I have the same issue (version 1.14.1) and I use Postgres as the backend database. When I access the UI, the list of experiments doesn't load and the spinner just keeps spinning. To me it feels like it could not query the database to display the data.
It happens very often (> 50% of the time when I try to access the UI, especially after a run is finished) and I don't even have a lot of experiments (<10 per collection, 2 collections in total).
mlflow 1.18, year 2021, issue is still here..
mlflow 1.21 same issue...
I received somewhat better performance with this -
mlflow server --backend-store-uri=postgresql://postgres:${RDS_PASSWORD}@${RDS_HOST}:5432/mlflow --default-artifact-root=${ARTIFACT_STORE} --host 0.0.0.0 --port 5000 --gunicorn-opts "--worker-class gevent --threads 3 --workers 3 --timeout 300 --keep-alive 300 --log-level INFO"
mlflow 1.26.1 still same issue! Can you please provide a workaround or something? Even setting gunicorn-opts is not helping.
It seems like limiting the initial experiments displayed and having a "load more" button similar to how the runs pages work might help.
The issue indeed presents only when there are about 1000+ experiments. The python apis continue to function fine with a large number of experiments, it's only the ui/js side that gets bogged down.
I tracked down how loading more runs was implemented https://github.com/mlflow/mlflow/pull/1564. Maybe some of the implementation could be borrowed?
I only have 3 to 5 experiments but still get this error.
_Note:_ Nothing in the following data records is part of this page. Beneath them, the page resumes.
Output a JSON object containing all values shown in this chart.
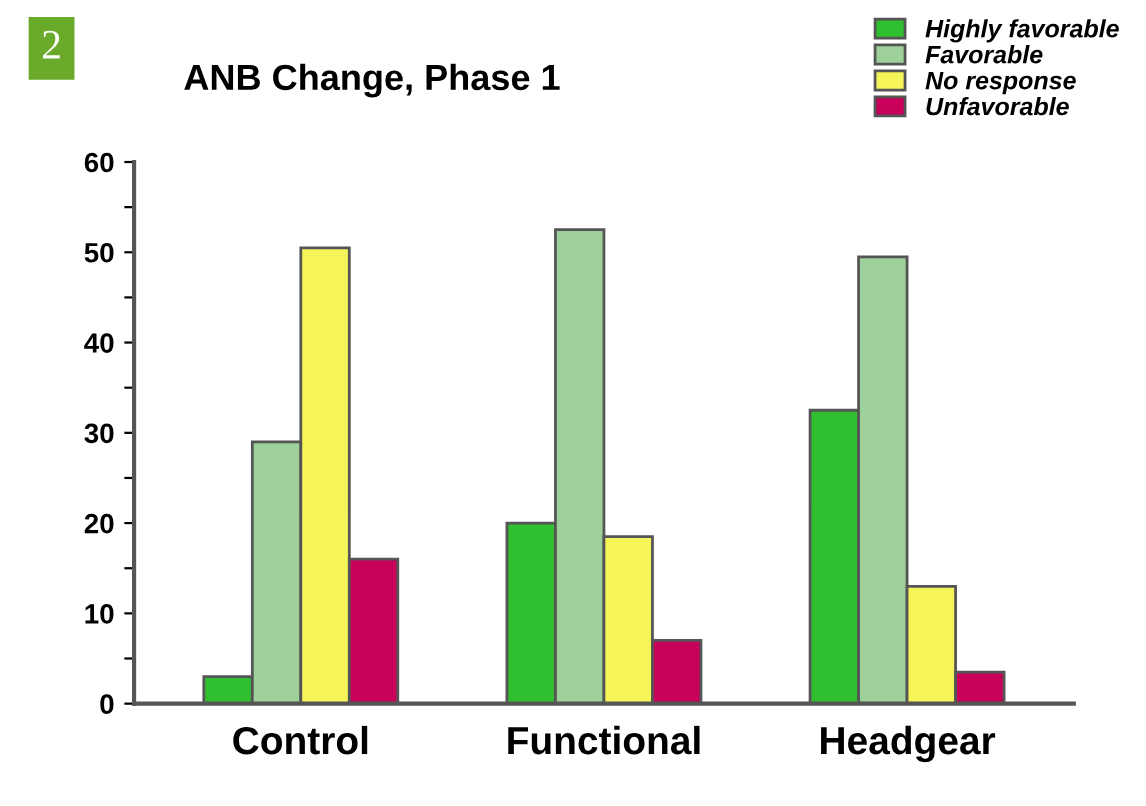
{
  "chart_data": {
    "type": "bar",
    "title": "ANB Change, Phase 1",
    "annotations": [
      "2"
    ],
    "categories": [
      "Control",
      "Functional",
      "Headgear"
    ],
    "series": [
      {
        "name": "Highly favorable",
        "color": "#2fbf2f",
        "values": [
          3,
          20,
          32.5
        ]
      },
      {
        "name": "Favorable",
        "color": "#9dd09a",
        "values": [
          29,
          52.5,
          49.5
        ]
      },
      {
        "name": "No response",
        "color": "#f5f55a",
        "values": [
          50.5,
          18.5,
          13
        ]
      },
      {
        "name": "Unfavorable",
        "color": "#c8005a",
        "values": [
          16,
          7,
          3.5
        ]
      }
    ],
    "ylim": [
      0,
      60
    ],
    "yticks": [
      0,
      {
        "value": 5,
        "label": null
      },
      10,
      {
        "value": 15,
        "label": null
      },
      20,
      {
        "value": 25,
        "label": null
      },
      30,
      {
        "value": 35,
        "label": null
      },
      40,
      {
        "value": 45,
        "label": null
      },
      50,
      {
        "value": 55,
        "label": null
      },
      60
    ],
    "grid": false,
    "legend": "top right"
  }
}
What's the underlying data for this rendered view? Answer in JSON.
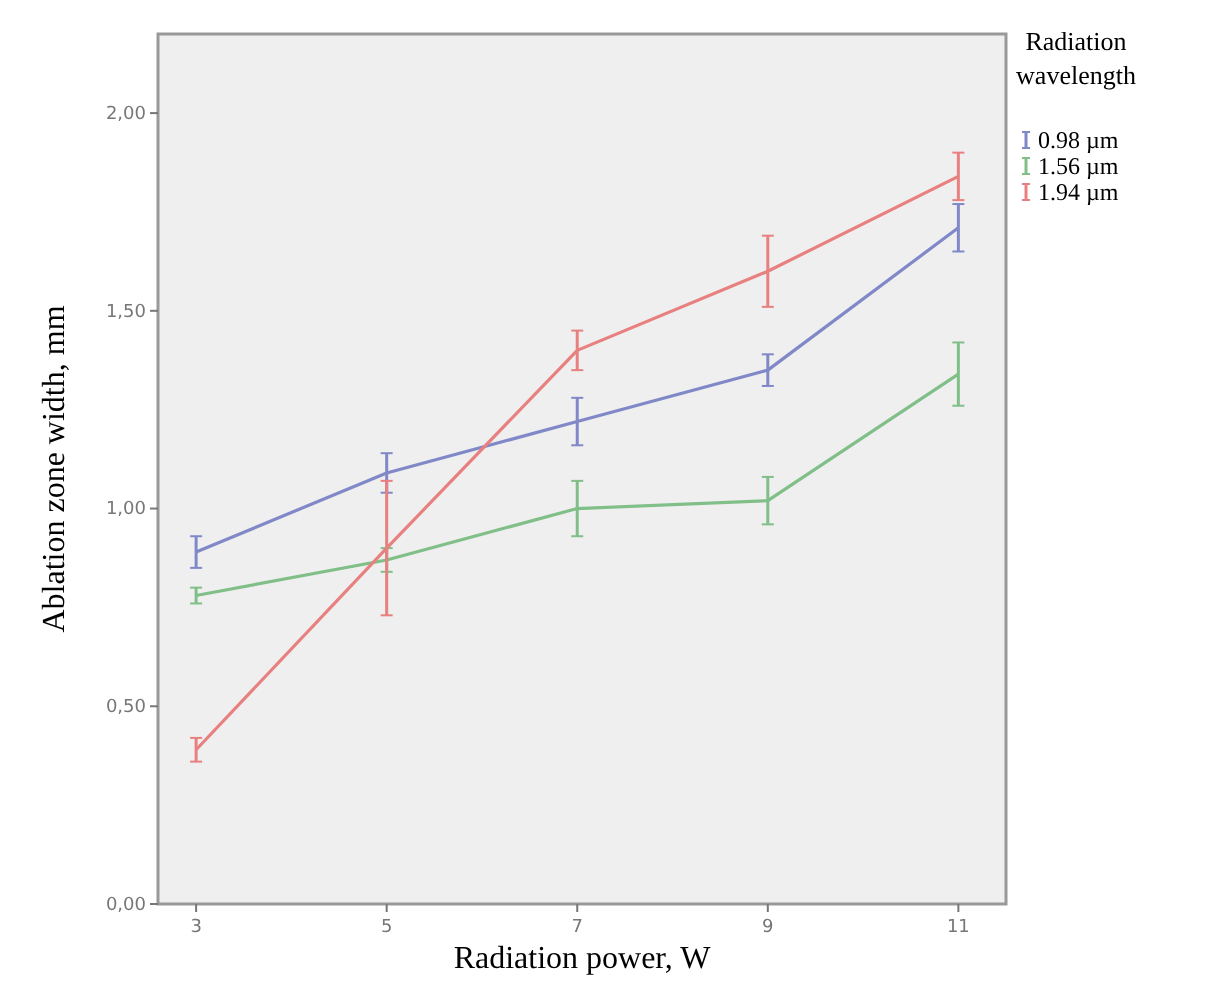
{
  "chart_data": {
    "type": "line",
    "xlabel": "Radiation power, W",
    "ylabel": "Ablation zone width, mm",
    "legend_title": "Radiation wavelength",
    "x": [
      3,
      5,
      7,
      9,
      11
    ],
    "xlim": [
      2.6,
      11.5
    ],
    "xticks": [
      3,
      5,
      7,
      9,
      11
    ],
    "ylim": [
      0,
      2.2
    ],
    "yticks": [
      {
        "value": 0,
        "label": "0,00"
      },
      {
        "value": 0.5,
        "label": "0,50"
      },
      {
        "value": 1,
        "label": "1,00"
      },
      {
        "value": 1.5,
        "label": "1,50"
      },
      {
        "value": 2,
        "label": "2,00"
      }
    ],
    "grid": false,
    "legend": "right",
    "marker": "none",
    "line_style": "solid",
    "series": [
      {
        "name": "0.98 µm",
        "color": "#8088c8",
        "values": [
          0.89,
          1.09,
          1.22,
          1.35,
          1.71
        ],
        "errors": [
          0.04,
          0.05,
          0.06,
          0.04,
          0.06
        ]
      },
      {
        "name": "1.56 µm",
        "color": "#80bf88",
        "values": [
          0.78,
          0.87,
          1.0,
          1.02,
          1.34
        ],
        "errors": [
          0.02,
          0.03,
          0.07,
          0.06,
          0.08
        ]
      },
      {
        "name": "1.94 µm",
        "color": "#e88080",
        "values": [
          0.39,
          0.9,
          1.4,
          1.6,
          1.84
        ],
        "errors": [
          0.03,
          0.17,
          0.05,
          0.09,
          0.06
        ]
      }
    ]
  }
}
I just have alot of metrics and parameters in each experiment. So the "load more" idea is not possible.
Well I found one workaround here. Try mlflow server -h 0.0.0.0 -p 5000 --backend-store-uri postgresql://DB_USER:DB_PASSWD@DB_ENDPOINT:5432/DB_NAME --default-artifact-root s3://S3_BUCKET_NAME --gunicorn-opts "--timeout 0"
This will wait till the data transfer finishes and loads, I have to delete a few of my experiments from my S3 bucket to make it load a little faster which I think is not a very welcoming workaround.
Will have to wait for a permanent fix to this.
With a large timeout set, our problem seems to be only with the ui generating the experiments table with 1000+ experiments. I wonder if defaulting the experiments side bar to hidden would help as a short term fix? Collapsing the sidebar seems to fix the problem (after waiting a few minutes for it to load). Yes, it would break almost immediately when someone clicks to expand it, but a user could still use the ui if they knew the experiment id before hand.
Maybe these are really two separate issues. One for large runs and one for experiments on the home page?
The problem is not only with a large number of experiments but with a large number of experiment metrics logged, like in my case. Thus the issue is due to a bad UI design, and I suppose it can be fixed with big refactoring only.